A second, third, and fourth time the enemy renewed their attempt to break this line, and each time were they successfully repelled by that handful of men. Four times that little interval of 10 paces was the scene of a desperate conflict. The ground was strewed with dead and wounded men of both sides, promiscuously mingled. Their ammunition was exhausted; they replenished it from the cartridge boxes of the men lying around them, whether friends or foes, but even this resource soon failed them; the enemy in greatly superior numbers pressed hard; men and officers began to look to the rear for safety, but the gallant commander of the regiment ordered the bayonets to be fixed, and, at the command “Forward,” that wearied and worn body of men rushed onward with a shout. The enemy fell back. Pressing on, and wheeling to the right in open intervals, the left wing came again in line with the right wing, and then the whole regiment, deployed at intervals of 5 paces, followed up the advantage they had gained. The enemy threw down their arms and surrendered in large numbers; the others fled rapidly from the contest; 368 prisoners, including 1 colonel, 1 lieutenant-colonel, and a dozen other officers of lesser rank were sent to the rear; 50 of their dead lay upon the field, and large numbers of their wounded; 30 of this gallant regiment were killed, over 100 were wounded, but not one was taken a prisoner, and none were missing.

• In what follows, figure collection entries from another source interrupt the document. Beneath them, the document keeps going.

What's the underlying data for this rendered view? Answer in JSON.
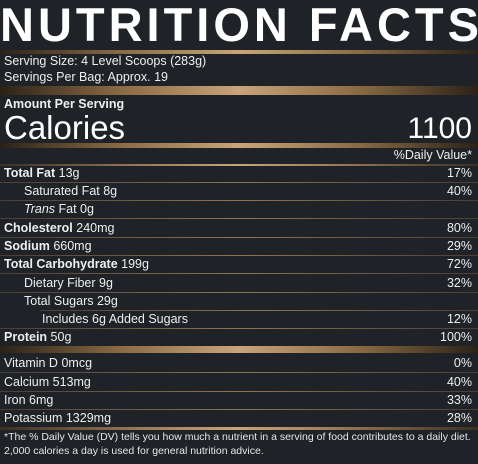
{
  "title": "NUTRITION FACTS",
  "serving": {
    "size": "Serving Size: 4 Level Scoops (283g)",
    "per_bag": "Servings Per Bag: Approx. 19"
  },
  "amount_label": "Amount Per Serving",
  "calories_label": "Calories",
  "calories_value": "1100",
  "dv_header": "%Daily Value*",
  "rows": [
    {
      "name": "Total Fat",
      "amount": "13g",
      "dv": "17%"
    },
    {
      "name": "Saturated Fat",
      "amount": "8g",
      "dv": "40%"
    },
    {
      "name": "Trans",
      "amount": "Fat 0g",
      "dv": ""
    },
    {
      "name": "Cholesterol",
      "amount": "240mg",
      "dv": "80%"
    },
    {
      "name": "Sodium",
      "amount": "660mg",
      "dv": "29%"
    },
    {
      "name": "Total Carbohydrate",
      "amount": "199g",
      "dv": "72%"
    },
    {
      "name": "Dietary Fiber",
      "amount": "9g",
      "dv": "32%"
    },
    {
      "name": "Total Sugars",
      "amount": "29g",
      "dv": ""
    },
    {
      "name": "Includes 6g Added Sugars",
      "amount": "",
      "dv": "12%"
    },
    {
      "name": "Protein",
      "amount": "50g",
      "dv": "100%"
    }
  ],
  "vitamins": [
    {
      "name": "Vitamin D",
      "amount": "0mcg",
      "dv": "0%"
    },
    {
      "name": "Calcium",
      "amount": "513mg",
      "dv": "40%"
    },
    {
      "name": "Iron",
      "amount": "6mg",
      "dv": "33%"
    },
    {
      "name": "Potassium",
      "amount": "1329mg",
      "dv": "28%"
    }
  ],
  "footnote": "*The % Daily Value (DV) tells you how much a nutrient in a serving of food contributes to a daily diet. 2,000 calories a day is used for general nutrition advice."
}
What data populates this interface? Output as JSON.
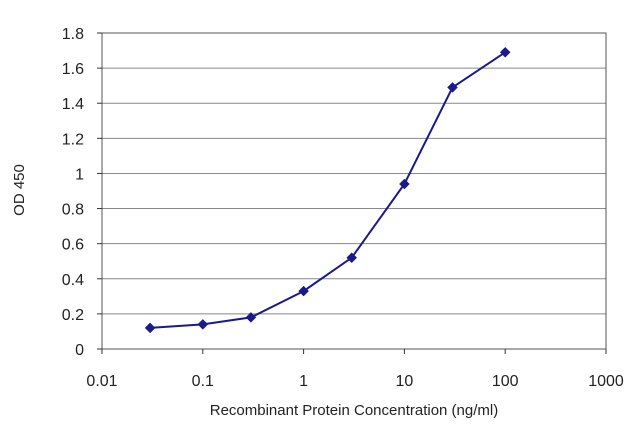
{
  "chart_data": {
    "type": "line",
    "title": "",
    "xlabel": "Recombinant Protein Concentration (ng/ml)",
    "ylabel": "OD 450",
    "x_scale": "log",
    "xlim": [
      0.01,
      1000
    ],
    "ylim": [
      0,
      1.8
    ],
    "x_ticks": [
      0.01,
      0.1,
      1,
      10,
      100,
      1000
    ],
    "x_tick_labels": [
      "0.01",
      "0.1",
      "1",
      "10",
      "100",
      "1000"
    ],
    "y_ticks": [
      0,
      0.2,
      0.4,
      0.6,
      0.8,
      1,
      1.2,
      1.4,
      1.6,
      1.8
    ],
    "y_tick_labels": [
      "0",
      "0.2",
      "0.4",
      "0.6",
      "0.8",
      "1",
      "1.2",
      "1.4",
      "1.6",
      "1.8"
    ],
    "grid": {
      "horizontal": true,
      "vertical": false
    },
    "legend": "none",
    "series": [
      {
        "x": [
          0.03,
          0.1,
          0.3,
          1,
          3,
          10,
          30,
          100
        ],
        "y": [
          0.12,
          0.14,
          0.18,
          0.33,
          0.52,
          0.94,
          1.49,
          1.69
        ],
        "color": "#1a1a8c",
        "marker": "diamond"
      }
    ],
    "colors": {
      "plot_border": "#555555",
      "grid": "#888888",
      "axis": "#333333"
    }
  }
}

It was now nearly dark. A portion of the enemy appeared to have occupied the summit of the rocky hill to the left. The men of this brave regiment, exhausted by their labors, had thrown themselves upon the ground, and many of them sunk at once in sleep. Colonel Rice, now in command of the brigade, directed Colonel Chamberlain to drive the enemy from this height. The order was at once given. Roused again to action, and advancing with fixed bayonets and without firing, lest the smallness of their numbers might be suspected, they rushed up the hill.

Twenty-five more prisoners, including some staff officers, were added to the number previously taken, with a loss to the regiment of 1 officer mortally wounded and 1 man taken prisoner by the enemy. It was ascertained that these troops occupying the hill had been sent from Hood’s division, which was then massed a few hundred yards distant, and that their object was to reconnoiter the position as a preliminary to taking possession of the height.

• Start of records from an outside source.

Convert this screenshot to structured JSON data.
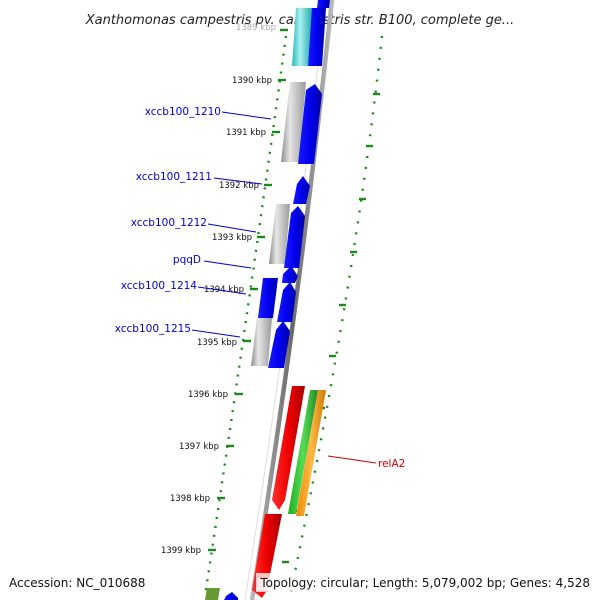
{
  "header": {
    "title": "Xanthomonas campestris pv. campestris str. B100, complete ge..."
  },
  "ticks": [
    {
      "label": "1389 kbp"
    },
    {
      "label": "1390 kbp"
    },
    {
      "label": "1391 kbp"
    },
    {
      "label": "1392 kbp"
    },
    {
      "label": "1393 kbp"
    },
    {
      "label": "1394 kbp"
    },
    {
      "label": "1395 kbp"
    },
    {
      "label": "1396 kbp"
    },
    {
      "label": "1397 kbp"
    },
    {
      "label": "1398 kbp"
    },
    {
      "label": "1399 kbp"
    }
  ],
  "genes": [
    {
      "label": "xccb100_1210",
      "color": "#0000cc"
    },
    {
      "label": "xccb100_1211",
      "color": "#0000cc"
    },
    {
      "label": "xccb100_1212",
      "color": "#0000cc"
    },
    {
      "label": "pqqD",
      "color": "#0000cc"
    },
    {
      "label": "xccb100_1214",
      "color": "#0000cc"
    },
    {
      "label": "xccb100_1215",
      "color": "#0000cc"
    },
    {
      "label": "relA2",
      "color": "#cc0000"
    }
  ],
  "colors": {
    "backbone": "#8a8a8a",
    "gc_skew_ticks": "#1a8a1a",
    "cds_blue": "#0000ee",
    "cds_red": "#ee0000",
    "trna_green": "#33cc33",
    "orange": "#ff9900",
    "cyan": "#33cccc",
    "grey_feature": "#b0b0b0",
    "olive": "#669933"
  },
  "footer": {
    "accession": "Accession: NC_010688",
    "info": "Topology: circular; Length: 5,079,002 bp; Genes: 4,528"
  }
}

In addition to the prisoners above mentioned as taken by this regiment, 300 stand of arms were also captured by them, it is due to this regiment and to its commander that their service should be thus recorded in some detail.

That was, in fact, a lot of detail for a division commander to include about one of his regiments. Barnes went on to say, “Colonel Chamberlain, of the Twentieth Maine Volunteers, whose service I have endeavored briefly to describe, deserves especial mention.”

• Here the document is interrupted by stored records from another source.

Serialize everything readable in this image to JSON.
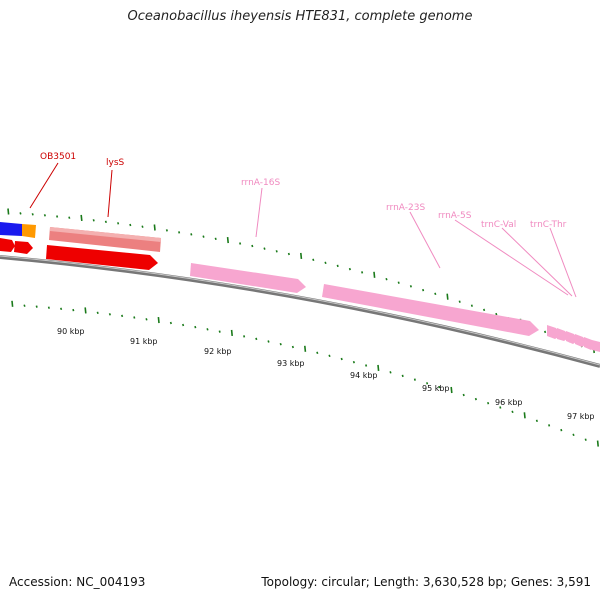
{
  "title": "Oceanobacillus iheyensis HTE831, complete genome",
  "footer": {
    "accession": "Accession: NC_004193",
    "summary": "Topology: circular; Length: 3,630,528 bp; Genes: 3,591"
  },
  "colors": {
    "backbone": "#7a7a7a",
    "tick": "#1a7a1a",
    "red_feature": "#ee0000",
    "salmon_feature": "#ec8080",
    "pink_feature": "#f7a6d0",
    "blue_feature": "#1a1aee",
    "orange_feature": "#ff9900",
    "red_label": "#cc0000",
    "pink_label": "#f08ac0"
  },
  "scale_labels": [
    "90 kbp",
    "91 kbp",
    "92 kbp",
    "93 kbp",
    "94 kbp",
    "95 kbp",
    "96 kbp",
    "97 kbp"
  ],
  "gene_labels": [
    {
      "text": "OB3501",
      "kind": "red"
    },
    {
      "text": "lysS",
      "kind": "red"
    },
    {
      "text": "rrnA-16S",
      "kind": "pink"
    },
    {
      "text": "rrnA-23S",
      "kind": "pink"
    },
    {
      "text": "rrnA-5S",
      "kind": "pink"
    },
    {
      "text": "trnC-Val",
      "kind": "pink"
    },
    {
      "text": "trnC-Thr",
      "kind": "pink"
    }
  ]
}
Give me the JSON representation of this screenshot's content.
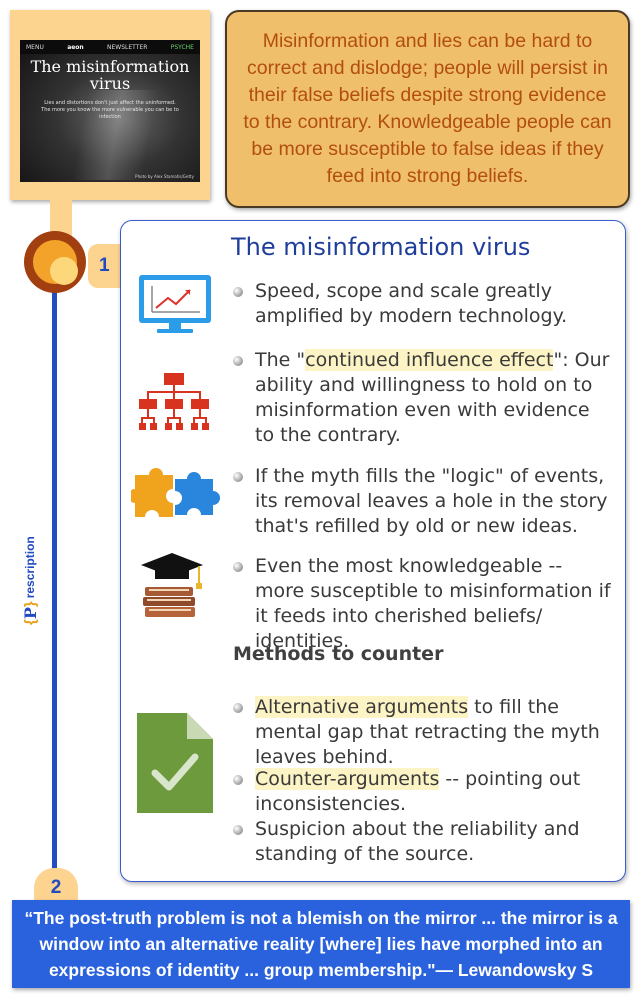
{
  "thumbnail": {
    "menu": "MENU",
    "logo": "aeon",
    "newsletter": "NEWSLETTER",
    "section": "PSYCHE",
    "title": "The misinformation virus",
    "subtitle": "Lies and distortions don't just affect the uninformed. The more you know the more vulnerable you can be to infection",
    "credit": "Photo by Alex Stamatis/Getty"
  },
  "callout": {
    "text": "Misinformation and lies can be hard to correct and dislodge; people will persist in their false beliefs despite strong evidence to the contrary. Knowledgeable people can be more susceptible to false ideas if they feed into strong beliefs."
  },
  "timeline": {
    "step1": "1",
    "step2": "2",
    "brand_letter": "P",
    "brand_word": "rescription",
    "brand_open": "{",
    "brand_close": "}"
  },
  "card": {
    "title": "The misinformation virus",
    "bullets": [
      {
        "text": "Speed, scope and scale greatly amplified by modern technology."
      },
      {
        "pre": "The \"",
        "highlight": "continued influence effect",
        "post": "\": Our ability and willingness to hold on to misinformation even with evidence to the contrary."
      },
      {
        "text": "If the myth fills the \"logic\" of events, its removal leaves a hole in the story that's refilled by old or new ideas."
      },
      {
        "text": "Even the most knowledgeable -- more susceptible to misinformation if it feeds into cherished beliefs/ identities."
      }
    ],
    "methods_heading": "Methods to counter",
    "methods": [
      {
        "highlight": "Alternative arguments",
        "post": " to fill the mental gap that retracting the myth leaves behind."
      },
      {
        "highlight": "Counter-arguments",
        "post": " -- pointing out inconsistencies."
      },
      {
        "text": "Suspicion about the reliability and standing of the source."
      }
    ]
  },
  "icons": {
    "monitor": "monitor-chart-icon",
    "org_chart": "org-chart-icon",
    "puzzle": "puzzle-icon",
    "graduation": "graduation-books-icon",
    "document_check": "document-check-icon"
  },
  "quote": {
    "text": "“The post-truth problem is not a blemish on the mirror ... the mirror is a window into an alternative reality [where] lies have morphed into an expressions of identity ... group membership.\"— Lewandowsky S"
  },
  "colors": {
    "callout_bg": "#f0bf6c",
    "callout_text": "#b24e0f",
    "accent_blue": "#224ac0",
    "quote_bg": "#2962dc",
    "highlight": "#fdf4c6"
  }
}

Colonel James Rice, who took over the Third Brigade in Barnes’ division following the death of Colonel Strong Vincent, also dedicated space in his official report to the action of the 20th Maine on Little and Big Round Tops, and singled out Joshua Chamberlain and his brother Thomas for their actions on July 2. “Especially would I call the attention of the general commanding to the distinguished services rendered by Colonel Chamberlain throughout the entire struggle,” wrote Rice.

Barnes’ report appears in Official Records, Series I, Volume XXVII, Part 1, pages 599-605. Rice’s is in the same volume, pages 616-620.